The National Cancer Institute (NCI) conducts and supports scientific discovery and its application to achieve a future, when cancer is uncommon and all cancers are treated. One key goal of the NCI Challenge Goal 2015 is to correct an unacceptable fact that the burden of cancer is borne unequally and unjustly in our society.

To effectively accomplish this goal, new understanding is needed to explain the social, cultural, environmental, biological, and behavioral determinants of cancer, their interactions, and how they contribute to disparities in cancer care and prevention. NCI is strongly committed to a wide-ranging research program that will address these cancer health disparities across the cancer control continuum from disease prevention to end-of-life care.

This includes working with local communities to develop interventions targeted to the specific needs of underserved populations. Community-based programs are ideal venues for designing and testing interventions among underserved populations. By understanding the health experiences of underserved communities, researchers are able to develop more culturally appropriate and accessible interventions; health care providers are more likely to arrange for their patients to participate in cutting-edge clinical research; and cancer patients and people at risk have access to the full range of state-of-the-art cancer services.
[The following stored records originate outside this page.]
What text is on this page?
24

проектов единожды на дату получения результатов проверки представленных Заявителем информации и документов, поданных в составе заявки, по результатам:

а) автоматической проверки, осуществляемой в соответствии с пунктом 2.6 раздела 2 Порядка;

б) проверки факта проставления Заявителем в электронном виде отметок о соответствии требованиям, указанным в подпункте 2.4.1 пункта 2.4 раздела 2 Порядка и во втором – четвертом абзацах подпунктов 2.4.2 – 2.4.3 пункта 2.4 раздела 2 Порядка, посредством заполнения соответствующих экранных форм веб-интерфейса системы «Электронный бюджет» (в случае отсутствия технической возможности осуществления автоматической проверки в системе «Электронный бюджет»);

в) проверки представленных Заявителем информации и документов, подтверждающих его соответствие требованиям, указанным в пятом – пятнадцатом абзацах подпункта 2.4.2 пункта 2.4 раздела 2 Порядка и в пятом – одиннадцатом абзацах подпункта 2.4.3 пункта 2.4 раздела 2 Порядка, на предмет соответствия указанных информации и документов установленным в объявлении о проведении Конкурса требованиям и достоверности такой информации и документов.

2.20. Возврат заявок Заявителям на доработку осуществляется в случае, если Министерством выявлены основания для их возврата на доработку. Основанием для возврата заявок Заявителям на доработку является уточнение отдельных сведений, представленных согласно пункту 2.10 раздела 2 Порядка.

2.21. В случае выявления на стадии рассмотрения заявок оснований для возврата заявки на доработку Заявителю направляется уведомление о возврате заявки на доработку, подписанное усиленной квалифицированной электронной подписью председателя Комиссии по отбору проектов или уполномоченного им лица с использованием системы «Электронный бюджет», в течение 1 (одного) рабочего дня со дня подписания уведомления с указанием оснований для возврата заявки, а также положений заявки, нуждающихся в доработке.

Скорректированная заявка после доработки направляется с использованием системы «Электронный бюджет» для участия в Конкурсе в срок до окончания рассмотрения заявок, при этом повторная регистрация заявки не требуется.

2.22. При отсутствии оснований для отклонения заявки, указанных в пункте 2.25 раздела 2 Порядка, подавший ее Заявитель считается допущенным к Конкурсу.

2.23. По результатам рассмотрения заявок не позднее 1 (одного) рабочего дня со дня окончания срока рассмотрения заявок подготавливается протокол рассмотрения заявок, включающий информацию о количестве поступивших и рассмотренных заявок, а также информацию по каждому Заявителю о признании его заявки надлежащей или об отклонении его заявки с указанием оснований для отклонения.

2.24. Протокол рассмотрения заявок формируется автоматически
NCI's launch in 2000 of the Special Populations Networks (SPN) for cancer awareness, research, and training dramatically demonstrated our commitment to promptly and directly address cancer health disparities in local communities with bold initiatives to reduce and, ultimately, end blatant injustices within the health care system.

The SPN program was started in response to the needs of underserved populations throughout the United States for meaningful cancer information, training, and research. The SPN initiative also reflected NCI's realization of the importance of supporting community-based research and training of minority researchers, who represent populations with an unequal burden of cancer. The goal of SPN was to match the needs of the community for culturally-appropriate health information to the mandate of NCI to perform community-based research and train minority researchers.

This special Supplement provides a report on the achievements and activities of the SPN program during its 5 years of innovative work. The NCI funded 18 SPNs during that period and the results from their efforts are substantial and well worth your time and review.

It is especially gratifying to see the plethora of original research published by both junior and minority biomedical researchers, who were key participants in all of the SPN organizations. NCI understands the critical need for developing a cadre of researchers and clinicians prepared to effectively address cancer health disparities. As you will glean from the following reports, the SPN program was a signal success as a model and forum for increasing the number of culturally-sensitive, well-trained investigators.

The most significant achievement of the SPN program is the establishment by NCI of a follow-on initiative—the Community Networks Program (CNP). In a time of restricted budgets, NCI leadership and the National Cancer Advisory Board have chosen to nurture this important program for another 5 years at a commitment of $95 million.

The CNP, with 25 grantees, builds on the work and goals of the SPN program to reduce cancer disparities at the community level. To achieve this goal, CNP will use the SPN paradigm encompassing education, research, and training—a standard now also frequently used by other federal health care agencies as a model for programs addressing the health needs of minority and underserved communities.

Cancer research is a model for the biomedical revolution, and the discoveries we are making in cancer-related genetics, genomics, and proteomics are being extended to advances against diabetes and other chronic diseases. In the same way, the success of the SPN program and CNP can be extended beyond cancer to address the problems of the widespread disparities that exist in the rest of our health care delivery system.